От антиквара и Велены она, решив не откладывать в долгий ящик, отправилась в салон, где благополучно уволилась, выслушав напоследок тираду о неблагодарных девках. После чего поехала на квартиру с намерением подготовить жильё к приезду сына, решить, что необходимо купить и о какой помощи попросить Екатерину Фёдоровну, которая уже звонила, сообщив, что приготовила к отправке на квартиру «четыре совершенно новые подушки, два пуховых одеяла и два байковых, постельное бельё – ты только ничего не вздумай покупать, всё есть! – и кое-что из посуды». Настя даже растрогалась от такого проявления заботы.
Однако в висках настойчиво, заглушая все другие мысли и желания, стучала оглушительным ритмом одна-единственная мысль: «Никто не может прочесть этот дневник. Никто, кроме тебя. Значит, то, что в нём написано, адресовано именно тебе, Настя. Ты должна прочитать его до конца».
Она даже сунула дневник таксисту, спросив, понимает ли он, что написано на первой странице, но водитель только фыркнул и сказал, что «по-нерусски не учился».
Поднявшись на третий этаж, Настя вошла в квартиру, думая только об одном – она должна как можно скорее засесть за чтение. Она никогда не верила в чудеса, даже предположить не могла, что её бабушка – настоящая ведьма, однако странная книга заставила её усомниться в этом.
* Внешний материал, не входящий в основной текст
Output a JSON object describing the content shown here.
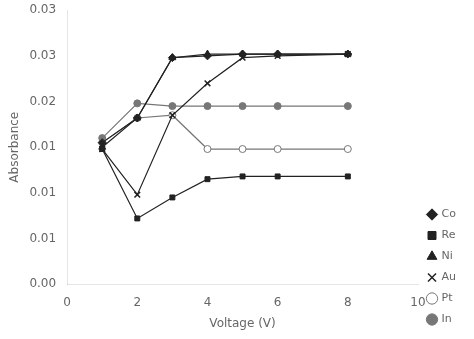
{
  "chart_data": {
    "type": "line",
    "xlabel": "Voltage (V)",
    "ylabel": "Absorbance",
    "x": [
      1,
      2,
      3,
      4,
      5,
      6,
      8
    ],
    "xlim": [
      0,
      10
    ],
    "xticks": [
      0,
      2,
      4,
      6,
      8,
      10
    ],
    "ylim": [
      0.0,
      0.03
    ],
    "yticks": [
      {
        "value": 0.0,
        "label": "0.00"
      },
      {
        "value": 0.005,
        "label": "0.01"
      },
      0.01,
      {
        "value": 0.015,
        "label": "0.01"
      },
      0.02,
      {
        "value": 0.025,
        "label": "0.03"
      },
      0.03
    ],
    "grid": false,
    "legend": "lower right",
    "series": [
      {
        "name": "Co",
        "color": "#222222",
        "marker": "diamond",
        "values": [
          0.0155,
          0.0182,
          0.0248,
          0.025,
          0.0252,
          0.0252,
          0.0252
        ]
      },
      {
        "name": "Re",
        "color": "#222222",
        "marker": "square",
        "values": [
          0.0148,
          0.0072,
          0.0095,
          0.0115,
          0.0118,
          0.0118,
          0.0118
        ]
      },
      {
        "name": "Ni",
        "color": "#222222",
        "marker": "triangle",
        "values": [
          0.015,
          0.0182,
          0.0248,
          0.0252,
          0.0252,
          0.0252,
          0.0252
        ]
      },
      {
        "name": "Au",
        "color": "#222222",
        "marker": "x",
        "values": [
          0.0148,
          0.0098,
          0.0185,
          0.022,
          0.0248,
          0.025,
          0.0252
        ]
      },
      {
        "name": "Pt",
        "color": "#777777",
        "marker": "open_circle",
        "values": [
          0.0155,
          0.0182,
          0.0185,
          0.0148,
          0.0148,
          0.0148,
          0.0148
        ]
      },
      {
        "name": "In",
        "color": "#777777",
        "marker": "circle",
        "values": [
          0.016,
          0.0198,
          0.0195,
          0.0195,
          0.0195,
          0.0195,
          0.0195
        ]
      }
    ]
  }
}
Книга, которую никто, кроме неё, не мог прочесть.
«Может, бабушка Соня всё-таки была… ведьмой?» – последнее слово Насте далось с трудом даже в мыслях. Не могла бабушка так её обмануть. Не стала бы обманывать всю Настину жизнь, если только не старалась от чего-то защитить. Об этом говорил Лисин, но верить красавчику капитану глупо…
Логические связи под напором эмоций рвались, не успев выстроиться.
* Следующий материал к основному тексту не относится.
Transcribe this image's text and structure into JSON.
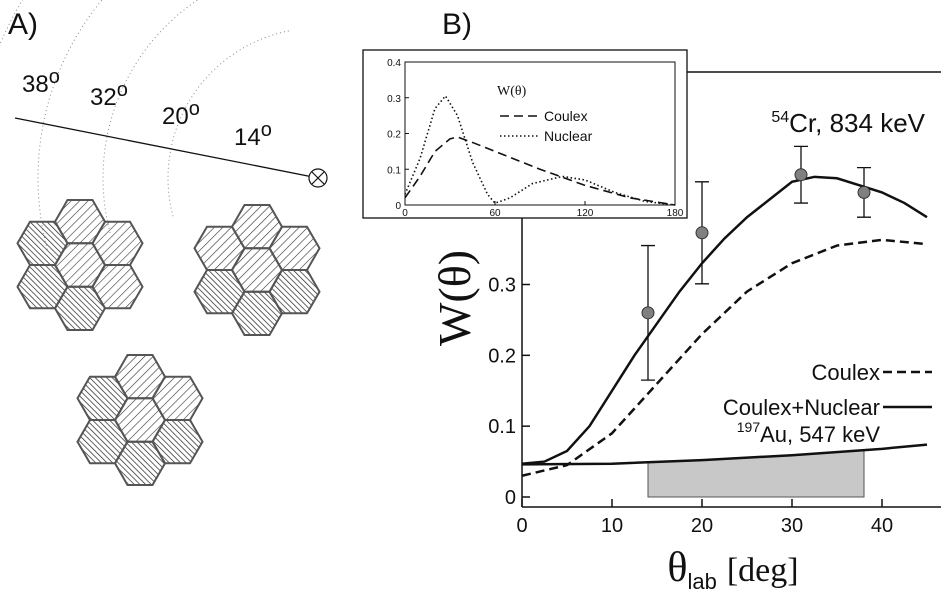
{
  "panel_a": {
    "label": "A)",
    "angles": [
      {
        "value": "38",
        "sup": "o"
      },
      {
        "value": "32",
        "sup": "o"
      },
      {
        "value": "20",
        "sup": "o"
      },
      {
        "value": "14",
        "sup": "o"
      }
    ]
  },
  "panel_b_label": "B)",
  "chart_data": [
    {
      "type": "line",
      "ylabel": "W(θ)",
      "xlabel": {
        "symbol": "θ",
        "sub": "lab",
        "unit": "[deg]"
      },
      "xlim": [
        0,
        45
      ],
      "ylim": [
        0,
        0.6
      ],
      "xticks": [
        0,
        10,
        20,
        30,
        40
      ],
      "yticks": [
        0,
        0.1,
        0.2,
        0.3
      ],
      "annotations": [
        {
          "sup": "54",
          "text": "Cr, 834 keV"
        },
        {
          "sup": "197",
          "text": "Au, 547 keV"
        }
      ],
      "series": [
        {
          "name": "Coulex",
          "style": "dashed",
          "color": "#111111",
          "x": [
            0,
            5,
            10,
            15,
            20,
            25,
            30,
            35,
            40,
            45
          ],
          "values": [
            0.03,
            0.045,
            0.09,
            0.16,
            0.23,
            0.29,
            0.33,
            0.355,
            0.363,
            0.357
          ]
        },
        {
          "name": "Coulex+Nuclear",
          "style": "solid",
          "color": "#111111",
          "x": [
            0,
            2.5,
            5,
            7.5,
            10,
            12.5,
            15,
            17.5,
            20,
            22.5,
            25,
            27.5,
            30,
            32.5,
            35,
            37.5,
            40,
            42.5,
            45
          ],
          "values": [
            0.047,
            0.05,
            0.065,
            0.1,
            0.15,
            0.2,
            0.245,
            0.29,
            0.33,
            0.365,
            0.395,
            0.42,
            0.445,
            0.452,
            0.45,
            0.44,
            0.43,
            0.415,
            0.395
          ]
        },
        {
          "style": "solid",
          "color": "#111111",
          "shade_x": [
            14,
            38
          ],
          "shade_color": "#c8c8c8",
          "x": [
            0,
            10,
            20,
            30,
            40,
            45
          ],
          "values": [
            0.046,
            0.047,
            0.052,
            0.059,
            0.068,
            0.074
          ]
        },
        {
          "style": "points",
          "color": "#808080",
          "x": [
            14,
            20,
            31,
            38
          ],
          "values": [
            0.26,
            0.373,
            0.455,
            0.43
          ],
          "errors": [
            0.095,
            0.072,
            0.04,
            0.035
          ]
        }
      ]
    },
    {
      "type": "line",
      "legend_title": "W(θ)",
      "xlim": [
        0,
        180
      ],
      "ylim": [
        0,
        0.4
      ],
      "xticks": [
        0,
        60,
        120,
        180
      ],
      "yticks": [
        0,
        0.1,
        0.2,
        0.3,
        0.4
      ],
      "series": [
        {
          "name": "Coulex",
          "style": "dashed",
          "color": "#111111",
          "x": [
            0,
            10,
            20,
            30,
            35,
            45,
            60,
            90,
            120,
            150,
            180
          ],
          "values": [
            0.02,
            0.08,
            0.15,
            0.185,
            0.19,
            0.175,
            0.15,
            0.1,
            0.055,
            0.02,
            0
          ]
        },
        {
          "name": "Nuclear",
          "style": "dotted",
          "color": "#111111",
          "x": [
            0,
            10,
            20,
            27,
            35,
            45,
            55,
            60,
            70,
            85,
            105,
            120,
            140,
            160,
            180
          ],
          "values": [
            0.03,
            0.13,
            0.27,
            0.305,
            0.25,
            0.12,
            0.03,
            0.005,
            0.02,
            0.06,
            0.08,
            0.07,
            0.035,
            0.01,
            0
          ]
        }
      ]
    }
  ]
}
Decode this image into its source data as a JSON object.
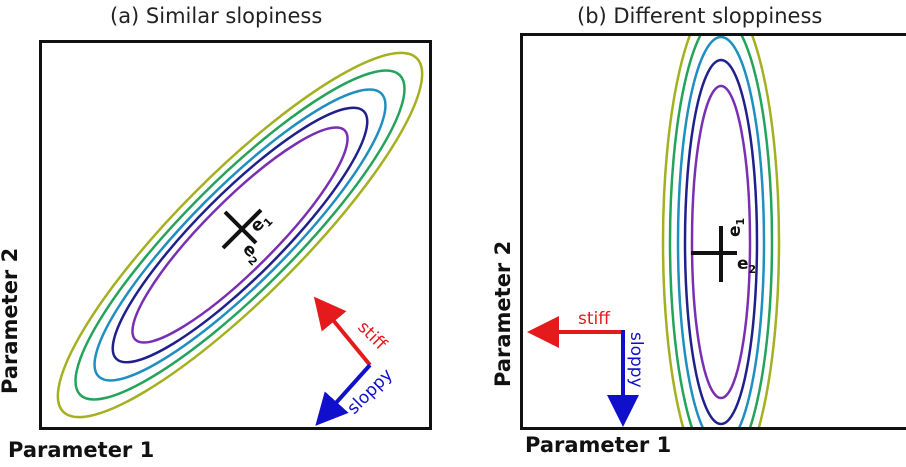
{
  "panel_a": {
    "title": "(a) Similar slopiness",
    "xlabel": "Parameter 1",
    "ylabel": "Parameter 2",
    "eigen_labels": {
      "e1": "e",
      "e1_sub": "1",
      "e2": "e",
      "e2_sub": "2"
    },
    "arrows": {
      "stiff": "stiff",
      "sloppy": "sloppy"
    }
  },
  "panel_b": {
    "title": "(b) Different sloppiness",
    "xlabel": "Parameter 1",
    "ylabel": "Parameter 2",
    "eigen_labels": {
      "e1": "e",
      "e1_sub": "1",
      "e2": "e",
      "e2_sub": "2"
    },
    "arrows": {
      "stiff": "stiff",
      "sloppy": "sloppy"
    }
  },
  "colors": {
    "contour_1": "#7a2fb3",
    "contour_2": "#20208c",
    "contour_3": "#1f8fc0",
    "contour_4": "#25a35a",
    "contour_5": "#a5b020",
    "stiff": "#e41a1c",
    "sloppy": "#1010cc",
    "axes": "#111111"
  }
}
Совершенно запутавшись, Настя крепче сжала книгу в руках, приняв единственное решение, не вызывающее внутреннего сопротивления: дочитать её до конца и попытаться понять, о чём ей хотела сказать бабушка своим подарком и при чём здесь Михаил Морозов.
Настя сорвала успевшее запылиться покрывало с тахты, забралась на неё с ногами и углубилась в чтение.
* * *«Я был близок! Дверь, о существовании которой я долгое время не знал, открылась для меня. Старцы приходили за мной ночью – прошли сквозь стену лазарета. И я едва не испортил всё, вскрикнув от неожиданности.
На вид они не так уж стары – хоть волосы и белы, как крещенский снег, но их кожа, ровная, без единой морщины, и цвет её говорит скорее о цветущей молодости. Чётки в их руках щёлкают ежесекундно – так ловки пальцы. Время не согнуло их спины, не искалечило суставы. Я, с трудом поднявшись с одра, выгляжу старше и недужнее их, на столетия запертых здесь древним колдовством. Я обрадовался им так, что почувствовал некоторый прилив сил и попытался сделать шаг навстречу.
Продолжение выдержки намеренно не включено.